Kayser-Fleischer (K-F) rings are pigmented corneal rings at the limbus of the cornea in Descemet’s membrane that have been deemed pathognomonic of Wilson’s disease [9]. In 1970, Harry and Tripathi described the electron microscopic appearance of the K-F ring as electron-dense deposits of copper of varying sizes lying mainly in the Descemet’s membrane [10]. According to Frommer et al., three patients, one with cryptogenic cirrhosis, one with active chronic hepatitis, and one with neonatal hepatitis, were found to have corneal pigmentation rings indistinguishable from early K-F rings on slit lamp examination.
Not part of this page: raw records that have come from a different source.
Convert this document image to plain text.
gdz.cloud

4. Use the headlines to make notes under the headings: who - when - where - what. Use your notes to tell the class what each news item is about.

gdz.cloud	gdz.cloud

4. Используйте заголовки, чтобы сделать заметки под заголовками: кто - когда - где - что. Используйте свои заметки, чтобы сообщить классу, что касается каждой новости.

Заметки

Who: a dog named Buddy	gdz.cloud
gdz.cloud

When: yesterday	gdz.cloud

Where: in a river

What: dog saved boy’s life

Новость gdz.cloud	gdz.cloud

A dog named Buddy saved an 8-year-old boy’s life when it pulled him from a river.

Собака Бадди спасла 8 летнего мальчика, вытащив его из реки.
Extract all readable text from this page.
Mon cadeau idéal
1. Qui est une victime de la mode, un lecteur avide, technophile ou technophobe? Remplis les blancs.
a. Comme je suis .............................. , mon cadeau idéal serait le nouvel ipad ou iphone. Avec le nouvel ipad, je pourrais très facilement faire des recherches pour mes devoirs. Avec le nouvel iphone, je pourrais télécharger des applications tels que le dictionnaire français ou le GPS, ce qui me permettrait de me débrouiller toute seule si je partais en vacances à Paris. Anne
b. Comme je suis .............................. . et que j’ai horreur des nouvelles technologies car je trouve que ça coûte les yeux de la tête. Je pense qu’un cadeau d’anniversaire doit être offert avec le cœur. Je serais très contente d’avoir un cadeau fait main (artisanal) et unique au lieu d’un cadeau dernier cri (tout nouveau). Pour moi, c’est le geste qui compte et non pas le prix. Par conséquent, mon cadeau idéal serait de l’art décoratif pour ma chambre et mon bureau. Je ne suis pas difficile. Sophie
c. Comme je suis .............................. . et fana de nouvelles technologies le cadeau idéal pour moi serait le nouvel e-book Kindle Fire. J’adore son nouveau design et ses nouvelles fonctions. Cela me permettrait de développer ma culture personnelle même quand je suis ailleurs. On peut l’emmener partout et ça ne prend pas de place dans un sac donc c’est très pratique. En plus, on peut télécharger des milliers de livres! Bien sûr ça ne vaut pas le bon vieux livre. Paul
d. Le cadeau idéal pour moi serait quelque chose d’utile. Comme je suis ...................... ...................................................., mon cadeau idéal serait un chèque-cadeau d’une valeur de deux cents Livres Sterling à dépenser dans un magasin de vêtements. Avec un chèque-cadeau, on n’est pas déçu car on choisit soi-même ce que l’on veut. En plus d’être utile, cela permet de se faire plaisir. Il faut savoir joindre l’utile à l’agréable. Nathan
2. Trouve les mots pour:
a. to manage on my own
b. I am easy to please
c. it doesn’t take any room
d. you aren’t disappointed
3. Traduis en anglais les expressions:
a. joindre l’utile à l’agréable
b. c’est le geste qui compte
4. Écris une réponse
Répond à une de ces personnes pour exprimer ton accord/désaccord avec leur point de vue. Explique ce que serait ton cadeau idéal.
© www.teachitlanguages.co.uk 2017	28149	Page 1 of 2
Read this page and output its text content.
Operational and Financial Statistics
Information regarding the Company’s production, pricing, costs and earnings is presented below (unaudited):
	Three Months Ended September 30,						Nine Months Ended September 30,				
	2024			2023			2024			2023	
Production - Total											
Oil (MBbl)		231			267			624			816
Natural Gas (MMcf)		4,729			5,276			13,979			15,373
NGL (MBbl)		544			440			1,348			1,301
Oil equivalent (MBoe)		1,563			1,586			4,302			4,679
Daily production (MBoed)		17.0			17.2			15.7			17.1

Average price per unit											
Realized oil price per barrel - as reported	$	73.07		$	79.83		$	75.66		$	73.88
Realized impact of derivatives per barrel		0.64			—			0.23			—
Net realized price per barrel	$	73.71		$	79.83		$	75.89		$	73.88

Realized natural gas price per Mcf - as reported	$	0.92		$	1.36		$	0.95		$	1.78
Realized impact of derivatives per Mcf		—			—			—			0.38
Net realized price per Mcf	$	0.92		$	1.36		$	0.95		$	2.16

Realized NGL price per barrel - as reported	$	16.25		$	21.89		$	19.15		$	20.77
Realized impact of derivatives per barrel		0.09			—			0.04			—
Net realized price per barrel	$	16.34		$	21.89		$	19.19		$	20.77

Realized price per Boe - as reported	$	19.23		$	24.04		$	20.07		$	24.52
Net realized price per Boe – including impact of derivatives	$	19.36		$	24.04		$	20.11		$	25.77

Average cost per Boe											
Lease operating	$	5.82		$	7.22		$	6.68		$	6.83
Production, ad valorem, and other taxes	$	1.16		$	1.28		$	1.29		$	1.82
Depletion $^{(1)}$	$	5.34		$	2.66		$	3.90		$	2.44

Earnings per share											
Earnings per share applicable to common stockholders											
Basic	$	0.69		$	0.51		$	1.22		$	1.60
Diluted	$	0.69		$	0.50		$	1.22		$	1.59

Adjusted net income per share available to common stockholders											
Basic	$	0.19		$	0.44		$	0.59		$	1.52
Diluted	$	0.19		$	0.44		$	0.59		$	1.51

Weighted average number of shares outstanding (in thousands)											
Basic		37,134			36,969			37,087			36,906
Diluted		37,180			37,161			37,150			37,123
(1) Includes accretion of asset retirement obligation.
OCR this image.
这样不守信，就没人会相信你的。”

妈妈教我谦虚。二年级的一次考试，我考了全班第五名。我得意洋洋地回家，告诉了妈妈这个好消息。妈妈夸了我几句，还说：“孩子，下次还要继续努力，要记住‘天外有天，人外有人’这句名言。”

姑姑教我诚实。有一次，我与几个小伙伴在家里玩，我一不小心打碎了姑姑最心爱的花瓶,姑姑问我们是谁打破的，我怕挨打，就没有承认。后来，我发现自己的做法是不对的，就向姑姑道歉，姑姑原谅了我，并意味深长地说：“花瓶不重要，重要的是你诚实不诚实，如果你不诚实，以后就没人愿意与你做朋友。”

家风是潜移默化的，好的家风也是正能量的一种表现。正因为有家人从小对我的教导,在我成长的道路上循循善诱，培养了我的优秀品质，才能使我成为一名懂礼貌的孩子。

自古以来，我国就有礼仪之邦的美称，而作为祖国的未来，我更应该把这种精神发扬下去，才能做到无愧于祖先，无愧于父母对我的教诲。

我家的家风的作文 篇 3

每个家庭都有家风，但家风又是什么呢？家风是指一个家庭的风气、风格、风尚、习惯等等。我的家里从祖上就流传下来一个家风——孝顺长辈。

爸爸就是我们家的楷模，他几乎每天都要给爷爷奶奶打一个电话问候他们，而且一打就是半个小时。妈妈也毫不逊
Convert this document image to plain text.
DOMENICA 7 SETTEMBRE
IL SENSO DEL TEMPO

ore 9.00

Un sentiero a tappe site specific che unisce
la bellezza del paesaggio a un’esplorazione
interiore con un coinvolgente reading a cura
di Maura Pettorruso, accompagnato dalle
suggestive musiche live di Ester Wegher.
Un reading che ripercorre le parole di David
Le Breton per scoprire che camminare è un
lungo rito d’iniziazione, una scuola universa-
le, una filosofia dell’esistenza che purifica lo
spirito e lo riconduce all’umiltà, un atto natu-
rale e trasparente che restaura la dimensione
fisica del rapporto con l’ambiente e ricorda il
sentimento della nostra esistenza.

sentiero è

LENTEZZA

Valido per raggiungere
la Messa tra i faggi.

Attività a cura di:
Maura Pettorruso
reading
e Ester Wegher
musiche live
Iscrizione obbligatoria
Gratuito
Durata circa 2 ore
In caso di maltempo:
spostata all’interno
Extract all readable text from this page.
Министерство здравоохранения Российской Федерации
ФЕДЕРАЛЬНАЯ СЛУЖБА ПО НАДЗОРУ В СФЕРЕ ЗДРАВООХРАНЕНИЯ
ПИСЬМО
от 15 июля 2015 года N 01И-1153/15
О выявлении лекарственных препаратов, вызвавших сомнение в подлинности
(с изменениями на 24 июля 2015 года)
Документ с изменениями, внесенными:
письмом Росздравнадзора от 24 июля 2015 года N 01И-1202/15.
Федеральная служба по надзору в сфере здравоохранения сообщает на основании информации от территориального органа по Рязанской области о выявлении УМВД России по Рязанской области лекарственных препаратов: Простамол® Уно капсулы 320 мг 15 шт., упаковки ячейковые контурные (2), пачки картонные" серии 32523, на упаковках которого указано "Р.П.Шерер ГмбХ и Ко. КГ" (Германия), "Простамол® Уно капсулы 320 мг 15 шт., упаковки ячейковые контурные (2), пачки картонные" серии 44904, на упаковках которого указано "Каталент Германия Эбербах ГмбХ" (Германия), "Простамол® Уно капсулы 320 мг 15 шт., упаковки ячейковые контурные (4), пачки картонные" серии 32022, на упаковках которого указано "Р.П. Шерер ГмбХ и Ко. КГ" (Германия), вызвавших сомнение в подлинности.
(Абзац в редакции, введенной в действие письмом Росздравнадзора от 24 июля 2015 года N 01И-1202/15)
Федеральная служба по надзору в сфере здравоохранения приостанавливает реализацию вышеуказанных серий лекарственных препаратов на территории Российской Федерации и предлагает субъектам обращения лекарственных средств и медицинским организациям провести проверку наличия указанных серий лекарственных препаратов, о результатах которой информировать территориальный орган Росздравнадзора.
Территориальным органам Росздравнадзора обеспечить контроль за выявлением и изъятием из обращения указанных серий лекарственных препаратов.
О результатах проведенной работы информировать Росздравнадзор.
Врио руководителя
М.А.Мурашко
These patients did not have the clinical features of Wilson’s disease and their serum copper and ceruloplasmin concentrations were normal [11]. Our patient also did not have the clinical features of Wilson’s disease and his serum copper and ceruloplasmin concentrations were normal as well. While his urinary copper excretion was high, it was well below the level found in symptomatic patients with Wilson’s disease. The exact nature of these rings could not be determined, and they were considered as K-F-like rings. Although K-F rings are considered as pathognomonic of Wilson’s disease, they are seen in any patient with unexplained central nervous system disease, poorly categorized psychiatric disorder, abnormal liver function tests, chronic active hepatitis, cirrhosis of liver, rickets, renal tubular acidosis, and unexplained Coomb’s negative hemolytic anemia [12]. Hence, it is imperative for the medical community to consider K-F rings in differential diagnoses other than Wilson’s disease.